WellWiki.org: Keeping track of all Alberta’s oil and gas wells

Oil and gas wells have been drilled across Alberta for decades. While the Alberta Energy Regulator keeps track of all the wells and what company is drilling for what, the where question hasn’t been easy for an ordinary Albertan, or someone thinking of buying a property, to inquire about any wells that may be nearby. Until now.

Joel Gehman, a professor in the School of Business at the University of Alberta, has built WellWiki.org, a website loaded with information about each of the roughly 600,000 oil and gas wells that dot the landscape of Alberta. “These wells could be operating, and actively producing. Or they could be in some stage of inactivity or even just in the early stages where they’re just being licensed and drilled,” says Gehman. “Every well has a biography. The website is trying to tell the story of each individual well and provide the full chronology of what’s happened there.”

Gehman first started collecting data about wells back in 2013 as part of his research into how corporations respond to concerns around sustainability. Recently, with $35,000 of funding from AREF, Gehman hired a project manager and two software engineering students to help him expand the site and add thousands of pages of information. The new data of Alberta oil and gas wells went live in December, 2018. “The goal for the project is to simply make it easier for the average citizen to learn information about oil and gas activity that’s happening in their community, neighborhood or backyard,” says Gehman.

If you see a well somewhere, all you have to do is make note of the company name and well identification number on the signage at the well pad, and use that information to find the well on the website.  Information about that particular well will pop up—when they started and finished drilling, a map, the depth of the well, and license number.  When you search by company name, you also see all the other wells it operates.  You can also search by location.

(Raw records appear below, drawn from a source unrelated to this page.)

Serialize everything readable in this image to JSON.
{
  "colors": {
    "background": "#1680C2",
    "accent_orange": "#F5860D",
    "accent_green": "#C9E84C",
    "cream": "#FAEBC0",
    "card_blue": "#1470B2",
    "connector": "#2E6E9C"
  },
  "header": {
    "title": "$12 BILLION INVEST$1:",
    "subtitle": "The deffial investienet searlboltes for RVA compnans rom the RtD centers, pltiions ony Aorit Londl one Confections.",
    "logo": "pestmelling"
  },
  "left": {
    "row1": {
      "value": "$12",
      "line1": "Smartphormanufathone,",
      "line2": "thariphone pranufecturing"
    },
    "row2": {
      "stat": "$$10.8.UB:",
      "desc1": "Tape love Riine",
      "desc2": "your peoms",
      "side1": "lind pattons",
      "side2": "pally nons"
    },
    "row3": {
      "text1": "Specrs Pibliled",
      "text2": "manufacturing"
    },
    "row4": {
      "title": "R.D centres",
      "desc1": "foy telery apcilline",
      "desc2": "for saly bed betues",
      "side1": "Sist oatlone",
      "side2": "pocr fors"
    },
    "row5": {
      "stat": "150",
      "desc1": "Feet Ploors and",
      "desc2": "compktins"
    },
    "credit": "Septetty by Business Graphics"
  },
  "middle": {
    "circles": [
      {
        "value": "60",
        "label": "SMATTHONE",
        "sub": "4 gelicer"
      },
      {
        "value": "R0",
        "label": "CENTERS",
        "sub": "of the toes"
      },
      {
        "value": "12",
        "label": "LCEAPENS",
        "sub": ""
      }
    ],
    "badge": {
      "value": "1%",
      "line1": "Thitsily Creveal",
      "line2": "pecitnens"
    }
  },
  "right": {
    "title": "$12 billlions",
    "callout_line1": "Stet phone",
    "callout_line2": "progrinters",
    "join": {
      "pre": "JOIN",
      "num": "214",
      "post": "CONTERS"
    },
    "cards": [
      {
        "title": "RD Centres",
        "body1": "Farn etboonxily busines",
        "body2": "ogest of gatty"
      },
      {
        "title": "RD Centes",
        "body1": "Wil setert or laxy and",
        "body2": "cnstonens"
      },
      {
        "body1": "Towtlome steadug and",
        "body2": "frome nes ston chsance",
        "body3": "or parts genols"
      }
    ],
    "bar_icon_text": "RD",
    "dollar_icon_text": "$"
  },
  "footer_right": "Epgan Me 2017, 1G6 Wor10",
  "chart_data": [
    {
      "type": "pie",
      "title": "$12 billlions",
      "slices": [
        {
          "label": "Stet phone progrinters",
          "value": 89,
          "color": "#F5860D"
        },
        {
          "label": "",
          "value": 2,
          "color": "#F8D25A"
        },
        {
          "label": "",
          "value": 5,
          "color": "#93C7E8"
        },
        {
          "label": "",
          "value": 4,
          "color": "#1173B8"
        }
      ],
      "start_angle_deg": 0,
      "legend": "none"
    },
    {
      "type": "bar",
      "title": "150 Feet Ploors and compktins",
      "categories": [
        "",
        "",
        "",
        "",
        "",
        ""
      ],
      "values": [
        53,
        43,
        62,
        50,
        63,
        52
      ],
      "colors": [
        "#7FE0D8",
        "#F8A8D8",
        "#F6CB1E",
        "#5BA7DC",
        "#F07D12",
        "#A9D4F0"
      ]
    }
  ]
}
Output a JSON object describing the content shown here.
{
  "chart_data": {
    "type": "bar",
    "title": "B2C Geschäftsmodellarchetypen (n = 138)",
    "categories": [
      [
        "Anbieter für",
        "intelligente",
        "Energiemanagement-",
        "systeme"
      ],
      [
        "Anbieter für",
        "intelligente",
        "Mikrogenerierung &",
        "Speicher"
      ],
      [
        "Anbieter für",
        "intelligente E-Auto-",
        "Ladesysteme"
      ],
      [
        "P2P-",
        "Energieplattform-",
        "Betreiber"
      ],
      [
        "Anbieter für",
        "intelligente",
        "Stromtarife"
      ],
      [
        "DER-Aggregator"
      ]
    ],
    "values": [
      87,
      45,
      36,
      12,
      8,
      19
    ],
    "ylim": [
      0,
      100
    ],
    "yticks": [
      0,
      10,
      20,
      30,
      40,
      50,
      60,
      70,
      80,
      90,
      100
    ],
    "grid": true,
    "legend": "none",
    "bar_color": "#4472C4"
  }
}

“Resources like WellWiki allow folks on both sides of a real estate transaction to understand what’s happening on the land,” says Gehman. “There are many things involved in a real estate transaction, this isn’t necessarily going to be the biggest one, but it’s an important piece of awareness to have.” In some cases, when the well was drilled it was in the middle of a farmer’s field, but new neighborhoods are moving into the area. “That’s not the well’s fault,” he says. “That’s the urban sprawl. But nonetheless, as that happens, the people moving into those neighborhoods may want to be aware of what’s happening in adjacent parcels of land.”

The original website was getting about 10,000 visits a year—including from people working at oil and gas companies. The new and improved WellWiki.org will likely see more visitors from outside the energy industry. “The target user for this website is anyone who has an interest in oil and gas activity in their community.”